Bell was an important figure in the later history of the Fulham Pottery. Fulham made a new name for itself as a studio pottery, putting out pieces by the likes of Bell and Philip Sutton in the 1980s.
Among more than a dozen earthenware chargers on offer – in a style influenced by Bell’s early associations with the Bloomsbury Group’s Omega Workshop – is this ballet dancer example estimated at £300-500.
4. Rolling Stones poster
This Rolling Stones tour poster designed by Fillmore East artist David Byrd and published by Tea Lautrec of San Francisco is one used by the band for the US tour in 1969.
It is famous for the music – featuring mainly songs from the Beggars Banquet album and the forthcoming Let It Bleed – and infamous for the way it ended: the Hells Angels ‘incident’ at the free concert in Altamont on December 6.
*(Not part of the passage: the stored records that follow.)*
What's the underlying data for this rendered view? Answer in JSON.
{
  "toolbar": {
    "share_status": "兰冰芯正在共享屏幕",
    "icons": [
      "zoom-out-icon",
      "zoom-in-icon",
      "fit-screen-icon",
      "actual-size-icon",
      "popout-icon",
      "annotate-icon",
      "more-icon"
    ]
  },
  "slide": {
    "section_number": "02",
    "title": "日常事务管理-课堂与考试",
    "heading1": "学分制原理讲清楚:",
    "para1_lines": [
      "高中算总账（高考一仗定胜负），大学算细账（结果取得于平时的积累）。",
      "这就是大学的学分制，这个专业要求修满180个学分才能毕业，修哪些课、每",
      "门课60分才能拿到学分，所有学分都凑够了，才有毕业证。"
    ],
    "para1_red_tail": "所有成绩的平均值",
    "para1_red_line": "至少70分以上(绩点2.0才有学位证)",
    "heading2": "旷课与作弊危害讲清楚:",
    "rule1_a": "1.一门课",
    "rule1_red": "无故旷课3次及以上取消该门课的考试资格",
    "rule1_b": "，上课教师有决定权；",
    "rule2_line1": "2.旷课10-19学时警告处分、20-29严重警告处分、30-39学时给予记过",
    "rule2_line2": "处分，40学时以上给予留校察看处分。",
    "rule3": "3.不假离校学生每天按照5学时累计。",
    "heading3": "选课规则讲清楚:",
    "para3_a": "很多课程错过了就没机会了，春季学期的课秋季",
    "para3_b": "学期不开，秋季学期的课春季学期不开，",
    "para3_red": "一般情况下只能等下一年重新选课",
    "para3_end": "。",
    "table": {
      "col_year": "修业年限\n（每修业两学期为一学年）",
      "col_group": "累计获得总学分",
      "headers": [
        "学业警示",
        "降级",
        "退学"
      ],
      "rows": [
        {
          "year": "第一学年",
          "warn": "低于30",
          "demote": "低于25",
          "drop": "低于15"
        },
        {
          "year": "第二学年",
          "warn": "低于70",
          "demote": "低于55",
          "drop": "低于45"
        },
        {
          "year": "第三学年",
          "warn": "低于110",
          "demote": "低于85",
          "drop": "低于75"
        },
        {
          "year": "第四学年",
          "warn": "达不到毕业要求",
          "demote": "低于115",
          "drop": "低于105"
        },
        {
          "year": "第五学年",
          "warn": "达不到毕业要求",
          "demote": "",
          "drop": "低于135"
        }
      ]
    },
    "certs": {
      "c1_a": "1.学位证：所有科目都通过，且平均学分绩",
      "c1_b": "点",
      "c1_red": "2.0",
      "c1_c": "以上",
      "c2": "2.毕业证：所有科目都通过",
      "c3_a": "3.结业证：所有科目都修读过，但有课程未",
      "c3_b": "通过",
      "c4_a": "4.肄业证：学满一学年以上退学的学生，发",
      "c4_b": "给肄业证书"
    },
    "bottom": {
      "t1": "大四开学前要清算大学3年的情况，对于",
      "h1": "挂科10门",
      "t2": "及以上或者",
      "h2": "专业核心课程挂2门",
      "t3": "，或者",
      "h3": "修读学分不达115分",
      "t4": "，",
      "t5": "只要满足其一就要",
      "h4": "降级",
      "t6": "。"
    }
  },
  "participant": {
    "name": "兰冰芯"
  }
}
Like most surviving examples, this one was issued as a tour black to be filled in by the various venues. It has a guide of £120-240 at London poster specialist Antikbar on January 28.
5. 17th century child portrait
This painting dated 1626, spotted in a Surrey cottage, features a child who looks around 18 months to two years old, wearing lavish formal attire: a richly embroidered black and cream dress with exquisite detailing and a stiff wide collar edged in lace.
She wears a necklace of red beads bearing a large cross and pearl and matching beads around her wrists. Her expensive outfit is also enhanced by a silver chain across her body which leads to a beaked object clasped in her hand.
The portrait, which belonged to the vendor’s late father, a collector, bears the name Adriaen Verkins. It is estimated at £18,000-20,000 in Hansons London’s Fine Art and Antiques Auction on January 28.